As Australia’s vanguard of offshore coaching pioneers shrinks with the sackings of Kevin Muscat, Harry Kewell, Tony Popovic and Peter Cklamovski, Greece assistant Michael Valkanis stands like a sentinel of green and gold defiance.
In tandem with Dutchman John van ’t Schip - whom he previously partnered in clubland at Melbourne City and PEC Zwolle - Valkanis is riding a wave of popularity with the Ethniki, after helping mastermind last week’s surprise 1-1 draw with thoroughbreds Spain in Granada.
The opening Group B FIFA 2022 World Cup qualifier - played symbolically on Greek Independence Day - set a benchmark en route to Qatar.
But with a friendly against Honduras tomorrow (AEDT), and then the blockbuster World Cup visit of Georgia three days later, Valkanis knows the fates can quickly turn and the time for congratulation is already long past.
Twenty months of rolling with the turbulent tides which lap one of world football’s most volatile shores (just ask ex-Xanthi coach Popovic) has taught Valkanis to take nothing for granted.

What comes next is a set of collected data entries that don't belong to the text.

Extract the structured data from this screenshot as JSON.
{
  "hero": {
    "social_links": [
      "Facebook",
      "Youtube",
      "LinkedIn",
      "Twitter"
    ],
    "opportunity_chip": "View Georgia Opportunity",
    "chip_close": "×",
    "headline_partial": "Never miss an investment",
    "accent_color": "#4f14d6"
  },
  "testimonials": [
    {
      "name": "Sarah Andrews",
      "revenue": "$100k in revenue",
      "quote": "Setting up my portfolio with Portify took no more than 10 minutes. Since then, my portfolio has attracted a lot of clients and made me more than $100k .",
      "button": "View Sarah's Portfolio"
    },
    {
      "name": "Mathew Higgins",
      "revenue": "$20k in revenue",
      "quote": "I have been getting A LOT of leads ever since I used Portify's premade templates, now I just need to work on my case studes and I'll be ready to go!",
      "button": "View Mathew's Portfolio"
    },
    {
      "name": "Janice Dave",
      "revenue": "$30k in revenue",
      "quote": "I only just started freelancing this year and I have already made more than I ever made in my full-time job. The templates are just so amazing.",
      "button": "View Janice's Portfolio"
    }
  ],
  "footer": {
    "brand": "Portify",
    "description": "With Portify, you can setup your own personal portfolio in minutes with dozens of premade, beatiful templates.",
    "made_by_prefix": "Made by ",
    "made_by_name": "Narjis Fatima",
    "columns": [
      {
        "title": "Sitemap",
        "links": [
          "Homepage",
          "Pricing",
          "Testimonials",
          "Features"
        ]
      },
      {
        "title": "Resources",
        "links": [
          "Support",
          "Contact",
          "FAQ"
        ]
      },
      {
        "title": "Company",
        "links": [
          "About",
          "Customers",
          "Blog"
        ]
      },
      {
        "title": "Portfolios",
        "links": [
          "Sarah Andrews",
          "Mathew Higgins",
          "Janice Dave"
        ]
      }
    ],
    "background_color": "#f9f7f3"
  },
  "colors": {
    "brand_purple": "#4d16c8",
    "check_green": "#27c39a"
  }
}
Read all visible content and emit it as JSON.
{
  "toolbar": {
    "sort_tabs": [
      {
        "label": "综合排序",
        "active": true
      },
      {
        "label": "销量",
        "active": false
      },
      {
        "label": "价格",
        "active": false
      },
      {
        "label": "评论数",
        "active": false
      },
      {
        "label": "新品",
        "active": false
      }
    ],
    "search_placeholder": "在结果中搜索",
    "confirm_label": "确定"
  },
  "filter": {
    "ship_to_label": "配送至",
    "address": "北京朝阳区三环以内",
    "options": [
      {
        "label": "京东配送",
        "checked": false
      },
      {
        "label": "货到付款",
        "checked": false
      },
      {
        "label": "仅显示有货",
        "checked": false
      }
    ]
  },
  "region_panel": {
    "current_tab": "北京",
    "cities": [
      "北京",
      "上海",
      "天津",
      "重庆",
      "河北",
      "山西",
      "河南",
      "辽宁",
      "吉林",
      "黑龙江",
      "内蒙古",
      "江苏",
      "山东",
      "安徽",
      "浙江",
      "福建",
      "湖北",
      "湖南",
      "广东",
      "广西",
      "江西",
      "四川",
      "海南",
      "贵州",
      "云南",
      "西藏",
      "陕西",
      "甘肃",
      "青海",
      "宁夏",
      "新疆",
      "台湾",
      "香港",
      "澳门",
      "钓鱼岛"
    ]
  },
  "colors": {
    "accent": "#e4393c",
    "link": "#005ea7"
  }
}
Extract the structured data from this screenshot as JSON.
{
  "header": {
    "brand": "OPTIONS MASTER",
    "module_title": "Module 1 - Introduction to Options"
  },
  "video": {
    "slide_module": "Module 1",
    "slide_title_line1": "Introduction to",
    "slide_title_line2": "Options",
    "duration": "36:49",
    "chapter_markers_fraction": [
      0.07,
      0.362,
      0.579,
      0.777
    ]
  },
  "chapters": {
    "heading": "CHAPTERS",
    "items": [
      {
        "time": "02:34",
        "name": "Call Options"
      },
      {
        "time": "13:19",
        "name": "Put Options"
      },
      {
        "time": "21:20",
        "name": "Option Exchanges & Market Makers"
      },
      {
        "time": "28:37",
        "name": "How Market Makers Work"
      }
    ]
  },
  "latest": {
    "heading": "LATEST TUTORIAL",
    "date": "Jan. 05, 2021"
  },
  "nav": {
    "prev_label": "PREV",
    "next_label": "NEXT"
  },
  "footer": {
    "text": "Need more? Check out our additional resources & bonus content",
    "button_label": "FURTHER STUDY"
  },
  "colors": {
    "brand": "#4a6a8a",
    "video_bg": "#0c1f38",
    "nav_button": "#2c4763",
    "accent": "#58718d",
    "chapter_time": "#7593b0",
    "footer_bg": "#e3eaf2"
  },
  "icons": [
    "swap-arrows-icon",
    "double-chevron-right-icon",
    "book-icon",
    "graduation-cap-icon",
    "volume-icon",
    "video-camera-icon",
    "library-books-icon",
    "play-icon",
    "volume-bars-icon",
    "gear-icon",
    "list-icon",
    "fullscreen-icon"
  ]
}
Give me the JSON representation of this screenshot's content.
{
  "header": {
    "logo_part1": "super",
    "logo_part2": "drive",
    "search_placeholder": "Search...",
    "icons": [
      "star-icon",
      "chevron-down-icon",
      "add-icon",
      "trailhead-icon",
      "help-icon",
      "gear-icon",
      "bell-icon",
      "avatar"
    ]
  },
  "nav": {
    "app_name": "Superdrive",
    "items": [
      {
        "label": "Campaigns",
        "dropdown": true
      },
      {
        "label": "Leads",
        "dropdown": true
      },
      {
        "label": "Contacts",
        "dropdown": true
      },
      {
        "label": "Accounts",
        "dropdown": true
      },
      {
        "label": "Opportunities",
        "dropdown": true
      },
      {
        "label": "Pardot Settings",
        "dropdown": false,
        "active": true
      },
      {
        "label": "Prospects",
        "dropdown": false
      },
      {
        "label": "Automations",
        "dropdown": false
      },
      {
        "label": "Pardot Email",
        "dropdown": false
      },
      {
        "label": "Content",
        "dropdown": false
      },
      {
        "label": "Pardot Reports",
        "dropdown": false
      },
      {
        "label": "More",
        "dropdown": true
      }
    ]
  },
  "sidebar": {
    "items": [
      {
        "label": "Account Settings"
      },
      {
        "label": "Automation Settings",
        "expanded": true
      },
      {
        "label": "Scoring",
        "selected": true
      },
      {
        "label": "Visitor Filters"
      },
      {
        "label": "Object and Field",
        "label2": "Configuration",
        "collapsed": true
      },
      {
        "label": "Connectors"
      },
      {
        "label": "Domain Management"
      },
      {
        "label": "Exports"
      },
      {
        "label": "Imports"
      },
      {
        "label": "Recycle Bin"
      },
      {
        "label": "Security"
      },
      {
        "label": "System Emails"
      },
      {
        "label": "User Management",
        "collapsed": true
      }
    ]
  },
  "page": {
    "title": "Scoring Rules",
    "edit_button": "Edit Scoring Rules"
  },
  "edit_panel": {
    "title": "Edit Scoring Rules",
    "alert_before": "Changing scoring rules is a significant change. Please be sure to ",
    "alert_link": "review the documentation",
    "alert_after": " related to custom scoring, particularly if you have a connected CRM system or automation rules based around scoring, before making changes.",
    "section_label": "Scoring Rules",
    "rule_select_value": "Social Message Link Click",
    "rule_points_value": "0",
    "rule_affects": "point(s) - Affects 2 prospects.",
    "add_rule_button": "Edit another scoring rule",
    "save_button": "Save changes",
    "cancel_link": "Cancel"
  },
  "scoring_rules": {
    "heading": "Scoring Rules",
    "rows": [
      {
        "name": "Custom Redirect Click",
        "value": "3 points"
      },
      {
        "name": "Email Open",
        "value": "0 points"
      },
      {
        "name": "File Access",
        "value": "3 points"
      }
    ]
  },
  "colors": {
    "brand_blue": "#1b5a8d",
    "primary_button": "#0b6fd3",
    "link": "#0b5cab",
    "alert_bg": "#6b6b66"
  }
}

“The football environment here is tough, there is no doubt about it,” he said.
“It’s challenging and its results driven. You have to accept the pressure of football in Europe because that’s just the way it is.
“We’re trying to get back to a winning culture with this team and hopefully one day the heights of 2004 (when Greece were crowned European champions).
“It’s brutal at times but we love it. You have to embrace the pressure.
“For me, coming from a Greek background, all my football steps were in Australia. You take that with you everywhere.
“It’s a funny feeling sometimes listening to that Greek national anthem and you’re also Australian.
“You feel that pride of being a Greek-Australian and the connection that we have.”
Valkanis acknowledges the aforementioned departures of his Aussie brethren, all within a season or less, are just part of the job description.
“These things will happen - it’s part of coaching but you have to keep on learning and move forward,” he said.
“For those guys, that’s what they’ll do. They’re good coaches and I’m sure they’ll get gigs and hopefully in Europe.
“Sometimes I think we’re like gladiators in the arena - a bad result and you get smashed.
“People are waiting for bad results. But you need to stay positive and keep believing in the work you do.
“They’ll be more Australian coaches in Europe ... I have no doubt about that.”
Reflecting on the draw with Spain, Valkanis said: “Spain are a fantastic football nation and coming into the game they’d gone around 63 unbeaten in World Cup qualifiers,” he said.
“It was always going to a huge ask for us, but the boys really stepped up and to get away with a point was a great start to the campaign for us.
“The result showed you what the culture is like within our team.
“We were up against one of the innovators of the game over the past decade or so.
“We’ve always said since taking over we weren’t going to lose the DNA Greek teams have within them, which is the ability to defend.
“And they had to defend non-stop like heroes against a Spanish team which had a lot of possession but didn’t create too many chances.
“A point against Spain in Spain is a tremendous first step for us in this group (which also includes Sweden, Kosovo and Georgia).
“We’ve been analysing Georgia for a while - they lost to Sweden but performed really well and might even have won the game.
“But we’re at home - the Spanish result gave us a lot of confidence and it’s a really important game.
“Our next qualifier isn’t until September and we need to finish this month on a high note.”